Count Mitterhouse (Robert Tayman) and Thorley Walters in Vampire Circus (1972)
Count Mitterhouse (Robert Tayman) attacks the burgomaster (Thorley Walters)

Indeed, none of the directing, writing and producing crew ever worked for Hammer again following Vampire Circus – Robert Young did direct an episode of the Hammer’s House of Horrors (1980) tv series but that is it. Certainly, there are some interesting names on the credits that did go on to play roles in other things – the mute strongman is played by Dave Prowse who a few years later became the body of Darth Vader in Star Wars (1977) and the first two sequels; while one of the vampire twins is played by Lalla Ward who went onto play the second incarnation of Romana in tv’s Doctor Who (1963-89) and to marry the fourth Doctor, Tom Baker.

Vampire Circus has a fine opening that was all about what Hammer was trying to market itself as at the time – a young, handsome sexy vampire count; naked women; a dash of sadism (a woman flogged by the villagers); a dash of gore (throats slit, the vampire staked); and of course conservative tradition symbolically asserted at the end, along with the promise of the vampire’s resurrection and revenge. It is a very lively opening that bodes well for the rest of the film.

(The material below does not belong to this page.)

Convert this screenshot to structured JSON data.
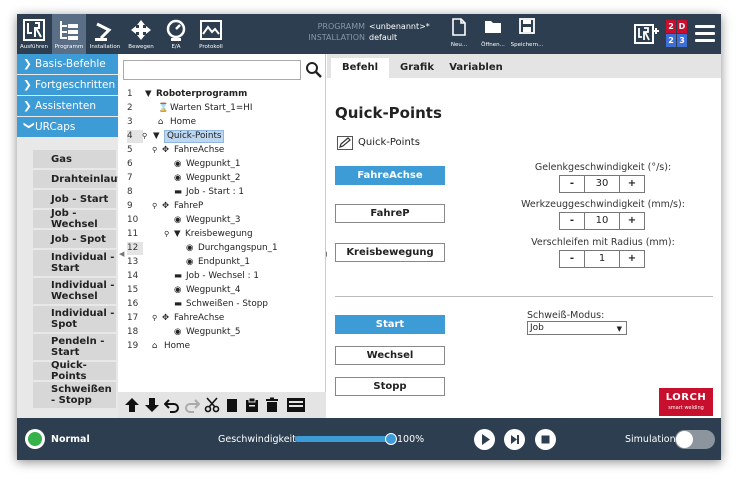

What follows at times resembles Ray Bradbury’s Something Wicked This Way Comes (1963). (See the film version Something Wicked This Way Comes (1983) for details). Both Vampire Circus and Something Wicked This Way Comes feature a sinister circus come to town to prey upon the innocent villagers where the performers are supernatural in origin. Both also feature halls of distorting mirrors that are more than they seem, as well as the characters of two boys who sneak away to the circus and get in trouble. Where Bradbury gets sentimental about some kind of lost smalltown America and his vision of evil is traditional, Vampire Circus presents a much more sensual and lasciviously threatening vision of evil – indeed, what Vampire Circus draws upon is the image from the original Dracula/The Horror of Dracula (1958) of the vampire as a primal, sexual threat who sways with a charismatic magnetism.

Lalla Ward as the vampire Helga in Vampire Circus (1972)
Lalla Ward as the vampire Helga

The circus performances are imbued with a fantastique magic and lush eroticism – the tamer and his dancer, a nude woman who is body-painted as a tiger and lithely prowls around him in a strikingly erotic dance; a black panther leaping through the air and in an effective stop-action cut transforming into the swarthily handsome Anthony Corlan who approaches a girl with piercing intent; bats fluttering through the air and gracefully transforming into twin brother-sister tumblers; spooky scenes with the twins appearing both in and out of a mirror, before the reflections drag the victims inside the mirror with them. The effects are all conducted through the use of simple stop-action effects. Certainly, compared to today’s CGI transformations, some of the stop-action transformations and particularly the bat effects look shoddy, but held a genuine sense of evocative fantastique at the time the film was made.

The latter third or so of Vampire Circus travels in traditional Hammer directions with the villagers combatting the circus people, staking the vampire menace, restoring the status quo and so on but for a time Vampire Circus does craft something imaginative out of the staple Hammer elements.

Robert Young went on to become a regular director on British tv and various films. His only other genre work was the tv mini-series The Infinite Worlds of H.G. Wells (2001) and the horror film Curse of the Phoenix (2014).